Si l’éditeur n’est pas garant du succès, son manque de réactivité dans les actions de promotion du livre, et, surtout, la désorganisation de son réseau de distribution au cours de la période suivant immédiatement la publication d’une œuvre, cruciale pour ses chances de succès, constitue des manquements d’une gravité suffisante pour justifier la résiliation judiciaire du contrat à ses torts.

Un auteur avait conclu avec un éditeur un contrat d’édition portant sur la publication d’un ouvrage avant de l’assigner en résolution et en paiement de dommages et intérêts en raison d’un manquement à l’obligation d’exploiter l’œuvre de manière permanente et suivie. Le tribunal de grande instance de Rennes avait alors prononcé la résiliation du contrat aux torts exclusifs de l’éditeur, et avait condamné ce dernier au paiement de deux sommes : 5 000 au titre du préjudice moral et financier et 3 000 € au titre de l’article 700 du code de procédure civile.

Les juges de première instance s’appuyaient, d’une part, sur les fondements légaux classiques en rappelant l’obligation pour l’éditeur d’assurer une « exploitation permanente et suivie ainsi qu’une diffusion commerciale conformément aux usages de la profession » (v., CPI, art.
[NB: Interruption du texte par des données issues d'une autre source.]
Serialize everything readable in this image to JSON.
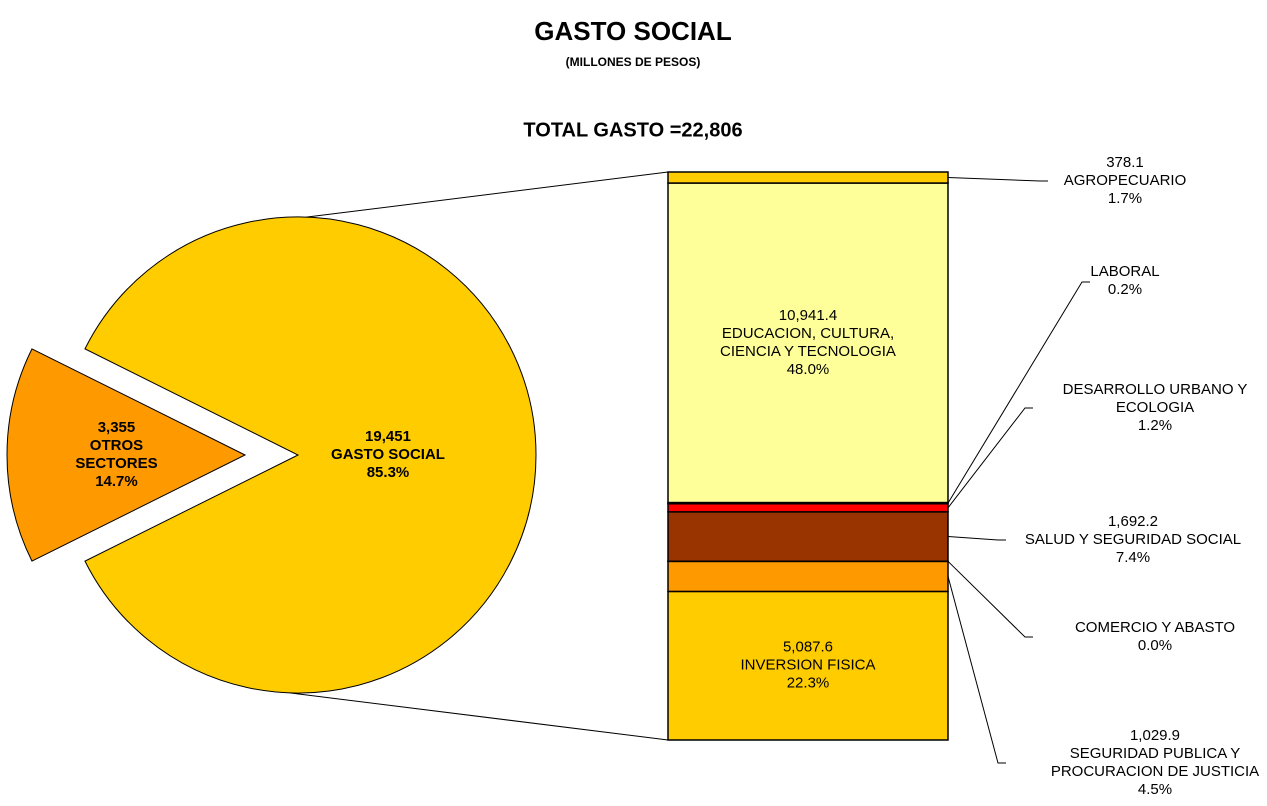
{
  "chart_data": {
    "type": "bar-of-pie",
    "title": "GASTO SOCIAL",
    "subtitle": "(MILLONES DE PESOS)",
    "annotation": "TOTAL GASTO =22,806",
    "pie": {
      "names": [
        [
          "OTROS",
          "SECTORES"
        ],
        [
          "GASTO SOCIAL"
        ]
      ],
      "values": [
        3355,
        19451
      ],
      "value_labels": [
        "3,355",
        "19,451"
      ],
      "percents": [
        14.7,
        85.3
      ],
      "percent_labels": [
        "14.7%",
        "85.3%"
      ],
      "colors": [
        "#FF9900",
        "#FFCC00"
      ],
      "exploded": [
        true,
        false
      ]
    },
    "bar": {
      "segments": [
        {
          "name": [
            "INVERSION FISICA"
          ],
          "value": 5087.6,
          "value_label": "5,087.6",
          "percent": 22.3,
          "percent_label": "22.3%",
          "color": "#FFCC00",
          "label": "inside"
        },
        {
          "name": [
            "SEGURIDAD PUBLICA Y",
            "PROCURACION DE JUSTICIA"
          ],
          "value": 1029.9,
          "value_label": "1,029.9",
          "percent": 4.5,
          "percent_label": "4.5%",
          "color": "#FF9900",
          "label": "outside"
        },
        {
          "name": [
            "COMERCIO Y ABASTO"
          ],
          "value": 3.6,
          "percent": 0.0,
          "percent_label": "0.0%",
          "color": "#FF6600",
          "label": "outside"
        },
        {
          "name": [
            "SALUD Y SEGURIDAD SOCIAL"
          ],
          "value": 1692.2,
          "value_label": "1,692.2",
          "percent": 7.4,
          "percent_label": "7.4%",
          "color": "#993300",
          "label": "outside"
        },
        {
          "name": [
            "DESARROLLO URBANO Y",
            "ECOLOGIA"
          ],
          "value": 278.8,
          "percent": 1.2,
          "percent_label": "1.2%",
          "color": "#FF0000",
          "label": "outside"
        },
        {
          "name": [
            "LABORAL"
          ],
          "value": 39.8,
          "percent": 0.2,
          "percent_label": "0.2%",
          "color": "#CC0000",
          "label": "outside"
        },
        {
          "name": [
            "EDUCACION, CULTURA,",
            "CIENCIA Y TECNOLOGIA"
          ],
          "value": 10941.4,
          "value_label": "10,941.4",
          "percent": 48.0,
          "percent_label": "48.0%",
          "color": "#FFFF99",
          "label": "inside"
        },
        {
          "name": [
            "AGROPECUARIO"
          ],
          "value": 378.1,
          "value_label": "378.1",
          "percent": 1.7,
          "percent_label": "1.7%",
          "color": "#FFCC00",
          "label": "outside"
        }
      ]
    }
  }
}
L. 132-1 et L. 132-12). Ils visaient, d’autre part, un accord interprofessionnel conclu entre auteurs et éditeurs disposant que l’éditeur doit, dans le cadre de l’édition sous une forme imprimée « présenter l’ouvrage sur les catalogues », « indiquer sa disponibilité dans les bases de données », « rendre l’ouvrage disponible dans une qualité respectueuse de l’œuvre » et « livrer les commandes des libraires dans des délais raisonnables » (v. Accord CPE/SNE du 1er déc. 2014, art. 4.1). Ils relevaient, enfin, que les clauses du contrat d’édition prévoyaient un premier tirage minimum à 500 exemplaires et stipulaient que l’éditeur était tenu d’assurer toutes les demandes de livraison et d’avoir à cet effet en permanence en stock un nombre d’exemplaires suffisant.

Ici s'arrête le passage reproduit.